A DirEntry is a struct with a few methods that have the following signatures:


#![allow(unused)]
fn main() {
struct DirEntry(_);

fn path(&self) -> PathBuf
fn metadata(&self) -> Result<Metadata>
fn file_type(&self) -> Result<FileType>
fn file_name(&self) -> OsString
}

Platform-Specific Features

The std::os module contains a bunch of platform-specific features, like symlink.

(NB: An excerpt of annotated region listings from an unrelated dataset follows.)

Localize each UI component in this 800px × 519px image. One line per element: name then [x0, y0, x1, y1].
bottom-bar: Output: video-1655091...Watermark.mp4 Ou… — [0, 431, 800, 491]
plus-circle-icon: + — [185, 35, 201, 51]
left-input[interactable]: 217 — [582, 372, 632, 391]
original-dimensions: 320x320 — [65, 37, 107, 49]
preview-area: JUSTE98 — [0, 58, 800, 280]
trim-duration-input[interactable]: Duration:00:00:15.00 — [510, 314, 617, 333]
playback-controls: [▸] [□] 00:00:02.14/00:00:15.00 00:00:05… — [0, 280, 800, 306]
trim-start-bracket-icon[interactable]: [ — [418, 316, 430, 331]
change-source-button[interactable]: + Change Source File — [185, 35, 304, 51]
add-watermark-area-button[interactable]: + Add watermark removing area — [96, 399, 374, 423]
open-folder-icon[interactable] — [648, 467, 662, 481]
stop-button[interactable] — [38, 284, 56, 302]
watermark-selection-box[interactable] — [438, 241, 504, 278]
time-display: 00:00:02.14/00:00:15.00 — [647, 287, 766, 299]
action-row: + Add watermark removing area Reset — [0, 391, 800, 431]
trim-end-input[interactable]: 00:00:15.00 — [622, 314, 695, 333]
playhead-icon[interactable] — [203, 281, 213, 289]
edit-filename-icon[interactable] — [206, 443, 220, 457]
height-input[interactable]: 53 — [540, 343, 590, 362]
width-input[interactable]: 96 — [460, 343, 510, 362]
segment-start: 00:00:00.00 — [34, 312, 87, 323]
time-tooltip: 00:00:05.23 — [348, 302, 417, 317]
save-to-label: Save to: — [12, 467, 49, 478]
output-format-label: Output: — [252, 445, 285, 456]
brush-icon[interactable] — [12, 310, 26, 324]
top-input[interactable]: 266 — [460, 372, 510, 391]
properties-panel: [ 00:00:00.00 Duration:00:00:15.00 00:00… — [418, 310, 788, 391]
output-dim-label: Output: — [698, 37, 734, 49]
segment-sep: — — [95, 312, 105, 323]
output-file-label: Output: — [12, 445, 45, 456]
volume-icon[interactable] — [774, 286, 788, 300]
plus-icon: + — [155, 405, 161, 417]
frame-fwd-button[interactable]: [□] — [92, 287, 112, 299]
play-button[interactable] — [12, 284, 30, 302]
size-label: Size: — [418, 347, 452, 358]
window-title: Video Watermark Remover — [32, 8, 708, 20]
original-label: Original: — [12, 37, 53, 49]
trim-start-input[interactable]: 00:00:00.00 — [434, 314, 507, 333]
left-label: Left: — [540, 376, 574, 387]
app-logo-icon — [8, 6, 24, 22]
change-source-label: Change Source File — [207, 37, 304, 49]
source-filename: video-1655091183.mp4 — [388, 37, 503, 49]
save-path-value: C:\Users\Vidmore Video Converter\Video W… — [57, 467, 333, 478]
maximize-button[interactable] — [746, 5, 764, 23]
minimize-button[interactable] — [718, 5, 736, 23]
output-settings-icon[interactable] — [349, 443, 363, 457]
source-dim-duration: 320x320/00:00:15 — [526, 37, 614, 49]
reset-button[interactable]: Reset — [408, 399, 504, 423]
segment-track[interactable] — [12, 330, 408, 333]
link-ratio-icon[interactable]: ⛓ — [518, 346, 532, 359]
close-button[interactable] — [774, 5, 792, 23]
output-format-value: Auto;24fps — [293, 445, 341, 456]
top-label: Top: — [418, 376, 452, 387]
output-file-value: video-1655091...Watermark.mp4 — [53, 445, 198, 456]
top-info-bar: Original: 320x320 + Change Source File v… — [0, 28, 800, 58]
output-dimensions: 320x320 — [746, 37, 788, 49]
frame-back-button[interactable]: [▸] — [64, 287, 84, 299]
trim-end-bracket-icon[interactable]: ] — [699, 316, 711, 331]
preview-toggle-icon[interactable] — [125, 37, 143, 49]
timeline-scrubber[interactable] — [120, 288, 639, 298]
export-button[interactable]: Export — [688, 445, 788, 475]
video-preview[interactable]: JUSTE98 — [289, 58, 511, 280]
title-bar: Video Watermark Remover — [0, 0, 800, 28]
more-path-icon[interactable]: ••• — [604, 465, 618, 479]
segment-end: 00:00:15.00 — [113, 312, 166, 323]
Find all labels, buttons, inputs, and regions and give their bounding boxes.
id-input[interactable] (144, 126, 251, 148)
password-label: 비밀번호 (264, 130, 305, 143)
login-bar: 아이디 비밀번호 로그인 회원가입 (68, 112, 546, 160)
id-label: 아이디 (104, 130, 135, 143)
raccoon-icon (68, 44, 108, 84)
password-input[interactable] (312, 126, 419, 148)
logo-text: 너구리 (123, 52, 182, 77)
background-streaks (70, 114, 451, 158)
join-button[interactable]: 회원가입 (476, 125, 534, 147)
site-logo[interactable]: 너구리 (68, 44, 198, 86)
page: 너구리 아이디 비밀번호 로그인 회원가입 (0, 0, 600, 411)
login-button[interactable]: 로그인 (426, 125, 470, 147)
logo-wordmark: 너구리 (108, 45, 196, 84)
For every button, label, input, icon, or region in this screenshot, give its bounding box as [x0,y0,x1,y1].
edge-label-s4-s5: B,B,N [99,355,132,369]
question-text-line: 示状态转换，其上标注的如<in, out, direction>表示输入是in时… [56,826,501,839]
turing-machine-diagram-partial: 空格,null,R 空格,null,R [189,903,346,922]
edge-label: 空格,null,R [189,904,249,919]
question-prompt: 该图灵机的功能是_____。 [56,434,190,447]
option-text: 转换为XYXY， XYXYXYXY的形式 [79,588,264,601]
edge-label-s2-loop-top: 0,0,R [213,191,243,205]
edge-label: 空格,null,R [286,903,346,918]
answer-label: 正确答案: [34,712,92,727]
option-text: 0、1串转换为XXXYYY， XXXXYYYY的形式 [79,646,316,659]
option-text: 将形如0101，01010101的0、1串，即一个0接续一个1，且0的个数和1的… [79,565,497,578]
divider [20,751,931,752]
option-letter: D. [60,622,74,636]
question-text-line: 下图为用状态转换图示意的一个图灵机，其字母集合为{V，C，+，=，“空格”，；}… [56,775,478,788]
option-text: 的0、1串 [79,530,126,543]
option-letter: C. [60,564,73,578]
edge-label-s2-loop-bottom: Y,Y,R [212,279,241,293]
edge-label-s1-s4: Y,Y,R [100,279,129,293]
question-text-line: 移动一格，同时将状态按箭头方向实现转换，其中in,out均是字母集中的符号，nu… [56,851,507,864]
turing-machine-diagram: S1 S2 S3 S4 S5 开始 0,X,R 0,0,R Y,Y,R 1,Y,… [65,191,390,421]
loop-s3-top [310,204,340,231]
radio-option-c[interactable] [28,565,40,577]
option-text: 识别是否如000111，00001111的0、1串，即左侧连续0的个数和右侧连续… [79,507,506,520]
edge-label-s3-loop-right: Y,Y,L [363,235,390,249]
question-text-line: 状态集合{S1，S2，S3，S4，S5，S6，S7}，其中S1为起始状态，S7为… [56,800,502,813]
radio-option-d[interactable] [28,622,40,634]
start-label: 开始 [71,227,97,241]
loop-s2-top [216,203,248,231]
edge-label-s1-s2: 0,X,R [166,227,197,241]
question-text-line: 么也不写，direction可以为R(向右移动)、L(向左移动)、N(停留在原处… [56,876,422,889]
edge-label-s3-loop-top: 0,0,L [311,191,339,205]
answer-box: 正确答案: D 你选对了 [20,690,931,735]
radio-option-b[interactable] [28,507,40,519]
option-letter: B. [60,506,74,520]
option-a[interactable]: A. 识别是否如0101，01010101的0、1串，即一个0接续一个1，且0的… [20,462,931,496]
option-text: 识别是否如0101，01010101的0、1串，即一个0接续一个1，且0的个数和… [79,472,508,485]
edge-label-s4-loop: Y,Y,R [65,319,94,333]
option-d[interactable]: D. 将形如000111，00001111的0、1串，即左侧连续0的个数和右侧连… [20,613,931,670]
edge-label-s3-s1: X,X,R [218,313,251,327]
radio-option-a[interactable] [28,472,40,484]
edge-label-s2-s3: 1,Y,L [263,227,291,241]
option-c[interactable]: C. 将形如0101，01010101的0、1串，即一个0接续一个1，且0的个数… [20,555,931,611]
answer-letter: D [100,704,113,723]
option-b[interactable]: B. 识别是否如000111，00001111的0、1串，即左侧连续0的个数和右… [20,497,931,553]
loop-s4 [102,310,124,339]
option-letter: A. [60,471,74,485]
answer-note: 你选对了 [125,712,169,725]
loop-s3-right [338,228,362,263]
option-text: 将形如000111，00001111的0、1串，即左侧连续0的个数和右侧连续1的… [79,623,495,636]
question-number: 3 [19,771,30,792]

If you want code to compile on all platforms, with support for symbolic links on Unix, for instance, you must use #[cfg] in the program as well. In such cases, it's easiest to import symlink on Unix, while defining a symlink stub on other systems:


#![allow(unused)]
fn main() {
#[cfg(unix)]
use std::os::unix::fs::symlink;

// Stub implementation of symlink for platforms that don't have it
#[cfg(not(unix))]
fn symlink<P: AsRef<Path>, Q: AsRef<Path>>(src: P, _dst: Q) -> std::io::Result<()> {
    Err(io::Error::new(
        io::ErrorKind::Other,
        format!("can't copy symbolic link {}", src.as_ref().display())
    ))
}
}

There's a prelude module that can be used to enable all Unix extensions at once:


#![allow(unused)]
fn main() {
use std::os::unix::prelude::*;
}

Networking

For low-level networking code, start with the std::net module.

Go here for networking crate recommendations.